Please ensure Javascript is enabled for purposes of website accessibility
Archiwum tekstów

elegia o kocie w kosmosie

Galimatias

część pierwsza – kocie życie

dobrzy ludzie wzięli mnie z ulicy,
choć myślałam, że nie mam żadnych szans
(ważyłam tylko dwa i pół kilo,
bezdomny kot często nie ma co jeść)

dali mi mój pierwszy dom,
dali trochę miłości,
prosiłam tylko o imię,
(bo każdy chce mieć imię)

mieć imię oznacza przywiązanie,
przywiązanie, którego nie chcieli.
niestety ja nie miałam imienia;
byłam sposobem spełnienia nadziei.

serie huków, hałasu,
musiałam znosić to wszystko,
to w imię kociej miłości,
marzyłam, żeby im wyszło.

gdy już wróciłam z kosmosu,
w nagrodę zostałam nazwana.
mogłam cieszyć się życiem
(póki wciąż byłam ważna)

część druga – środa, 18.10.2023r.

Kiedy przeczytałam, że pierwszy i jedyny kot, który był w kosmosie, został uśpiony w 2 miesiące po swojej wyprawie, moja cała wizja świata załamała się. Jechałam autobusem, chcąc jak najszybciej dotrzeć na zajęcia i do oczu napłynęły mi łzy.

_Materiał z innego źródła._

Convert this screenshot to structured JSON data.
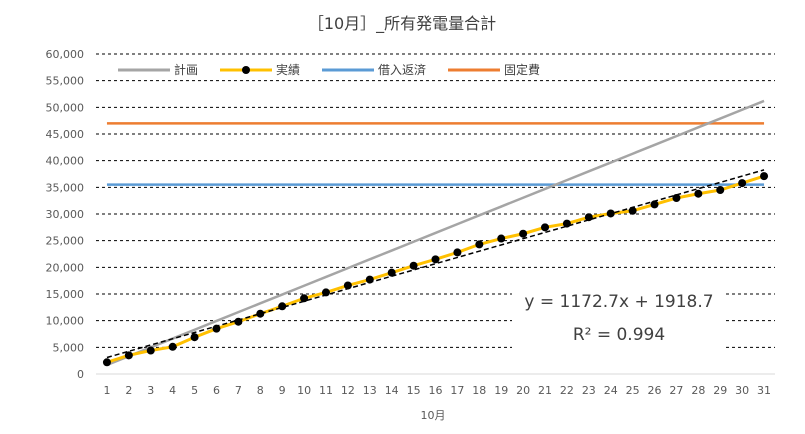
{
  "chart_data": {
    "type": "line",
    "title": "［10月］_所有発電量合計",
    "xlabel": "10月",
    "ylabel": "",
    "ylim": [
      0,
      60000
    ],
    "ytick_step": 5000,
    "grid": true,
    "legend_position": "top-left",
    "x": [
      1,
      2,
      3,
      4,
      5,
      6,
      7,
      8,
      9,
      10,
      11,
      12,
      13,
      14,
      15,
      16,
      17,
      18,
      19,
      20,
      21,
      22,
      23,
      24,
      25,
      26,
      27,
      28,
      29,
      30,
      31
    ],
    "series": [
      {
        "name": "計画",
        "color": "#a5a5a5",
        "style": "line",
        "values": [
          1700,
          3350,
          5000,
          6650,
          8300,
          9950,
          11600,
          13250,
          14900,
          16550,
          18200,
          19850,
          21500,
          23150,
          24800,
          26450,
          28100,
          29750,
          31400,
          33050,
          34700,
          36350,
          38000,
          39650,
          41300,
          42950,
          44600,
          46250,
          47900,
          49550,
          51200
        ]
      },
      {
        "name": "実績",
        "color": "#000000",
        "line_color": "#ffc000",
        "style": "line-marker",
        "values": [
          2200,
          3500,
          4400,
          5100,
          6900,
          8500,
          9800,
          11300,
          12700,
          14200,
          15300,
          16600,
          17700,
          19000,
          20300,
          21500,
          22800,
          24300,
          25400,
          26300,
          27500,
          28200,
          29400,
          30100,
          30600,
          31800,
          33000,
          33800,
          34500,
          35800,
          37100
        ]
      },
      {
        "name": "借入返済",
        "color": "#5b9bd5",
        "style": "line",
        "values": [
          35500,
          35500,
          35500,
          35500,
          35500,
          35500,
          35500,
          35500,
          35500,
          35500,
          35500,
          35500,
          35500,
          35500,
          35500,
          35500,
          35500,
          35500,
          35500,
          35500,
          35500,
          35500,
          35500,
          35500,
          35500,
          35500,
          35500,
          35500,
          35500,
          35500,
          35500
        ]
      },
      {
        "name": "固定費",
        "color": "#ed7d31",
        "style": "line",
        "values": [
          47000,
          47000,
          47000,
          47000,
          47000,
          47000,
          47000,
          47000,
          47000,
          47000,
          47000,
          47000,
          47000,
          47000,
          47000,
          47000,
          47000,
          47000,
          47000,
          47000,
          47000,
          47000,
          47000,
          47000,
          47000,
          47000,
          47000,
          47000,
          47000,
          47000,
          47000
        ]
      }
    ],
    "trendline": {
      "slope": 1172.7,
      "intercept": 1918.7,
      "equation": "y = 1172.7x + 1918.7",
      "r_squared": "R² = 0.994",
      "color": "#000000"
    }
  }
}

Nie dość, że Félicette na początku nie miała imienia (żeby naukowcy badający i przygotowujący ją do wylotu nie przywiązali się do niej zbytnio), to gdy zasłużyła już na imię, postanowiono dać jej tylko dwa miesiące życia, a później uśpić ją w celu odzyskania elektrod wszczepionych do jej mózgu. Weszłam roztrzęsiona na salę, znalazłam wolne miejsce. Unosząc wzrok znad telefonu, na którym oglądałam zdjęcia astronaukotki, zobaczyłam słodki, tęczowy sweter mojej koleżanki. Przyjrzałam się dokładniej – na samym jego środku był koci astronauta, w kaftanie, latający między gwiazdami. Życie potrafi mi pokazywać raz po raz, że nie ma w nim przypadków. Opowiedziałam zatem dziewczynie z astronaukocim swetrem historię kota w kosmosie (nie byłam tamtego dnia jedyną osobą płaczącą z powodu zwierząt, które zginęły w badaniach przestrzeni kosmicznej).

część trzecia – strumień świadomości (ludzkie życie)

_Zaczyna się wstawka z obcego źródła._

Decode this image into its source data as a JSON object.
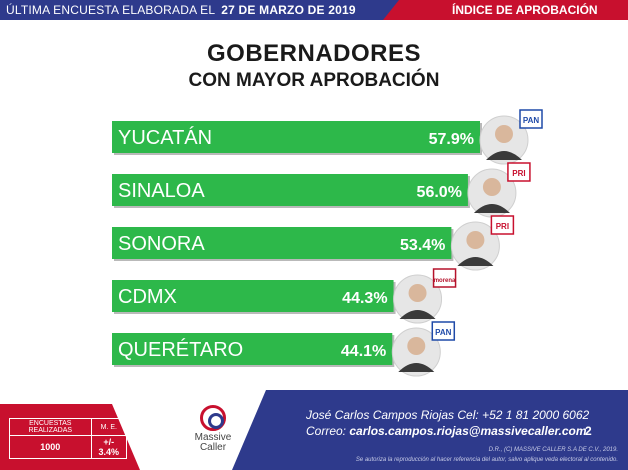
{
  "header": {
    "left_text": "ÚLTIMA ENCUESTA ELABORADA EL",
    "date": "27 DE MARZO DE 2019",
    "right_text": "ÍNDICE DE APROBACIÓN"
  },
  "colors": {
    "bar": "#2db84a",
    "navy": "#2e3a8c",
    "red": "#c8102e"
  },
  "chart_data": {
    "type": "bar",
    "orientation": "horizontal",
    "title": "GOBERNADORES",
    "subtitle": "CON MAYOR APROBACIÓN",
    "categories": [
      "YUCATÁN",
      "SINALOA",
      "SONORA",
      "CDMX",
      "QUERÉTARO"
    ],
    "values": [
      57.9,
      56.0,
      53.4,
      44.3,
      44.1
    ],
    "value_labels": [
      "57.9%",
      "56.0%",
      "53.4%",
      "44.3%",
      "44.1%"
    ],
    "parties": [
      "PAN",
      "PRI",
      "PRI",
      "morena",
      "PAN"
    ],
    "xlim": [
      0,
      57.9
    ],
    "grid": false,
    "legend": "none"
  },
  "footer": {
    "encuestas_label": "ENCUESTAS REALIZADAS",
    "me_label": "M. E.",
    "encuestas_value": "1000",
    "me_value": "+/- 3.4%",
    "logo_name": "Massive Caller",
    "contact_line": "José Carlos Campos Riojas Cel: +52 1 81 2000 6062",
    "email_label": "Correo:",
    "email": "carlos.campos.riojas@massivecaller.com",
    "page_number": "2",
    "legal_line1": "D.R., (C) MASSIVE CALLER S.A DE C.V., 2019.",
    "legal_line2": "Se autoriza la reproducción al hacer referencia del autor, salvo aplique veda electoral al contenido."
  }
}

myślę, że historia félicette przejęła mnie tak bardzo dlatego, że trochę (bardzo) utożsamiam się z tym kotem. nie bezpośrednio, bo nigdy nie byłam w kosmosie ani tego nie planuję (chyba, że dożyjemy czasów wall-e i będę musiała się znaleźć z resztą ludzkości na stateczku dryfującym gdzieś w kosmosie, szukając kolejnego miejsca, które zniszczymy). raczej podobieństwa upatruję w tym, jak często jestem przez ludzi traktowana. bycie paryskim kotem wyłowionym z samotności brudnych ulic, traktowanym w (jakiś) sposób. ktoś wreszcie c h c e interakcji ze mną, jestem tak szczęśliwa! okazuje czułość, ale nie zdaję sobie sprawy, że w jego świadomości nawet nie mam imienia. wykorzystuje mnie do spełnienia swoich celów, pozwala kilka razy na jakąś czułość. później wyrywa wszystko, co mi dał, bo jestem już niepotrzebna, bo nie zasługuję na brak samotności…
(nie zasługuję na życie?)

część czwarta – elegia o… félicette…

zaczynałaś jako kotka bez żadnego domu,
przyrządzili Ci, Maleństwo,
niemałe szaleństwo,
nie wiedziałaś, że nie wolno zaufać nikomu.

(uwięzili w zimnej stali
i w kosmos wysłali)

nikt nie miał się przywiązywać,
nie miałaś zatem imienia,
lecz Twoja wola istnienia
pozwoliła Ci to przetrwać.

(uwięzili w zimnej stali
i w kosmos wysłali)

choć naukowcy spełnili swoje plany
sukces został w dziejach zapisany,
nie chcieli dać Ci być na świecie,
mała Félicette,
ty wciąż żyjesz gdzieś w pamięci.

(uwięzili w zimnej stali
i w kosmos wysłali)

a gdy już emocje medialne opadły,
uwięzili Cię, Koteczko, ostatni już raz,
oplątali Cię, Maleństwo, niciami Ariadny,
zaniechali życia Twego; nie ma Cię wśród nas.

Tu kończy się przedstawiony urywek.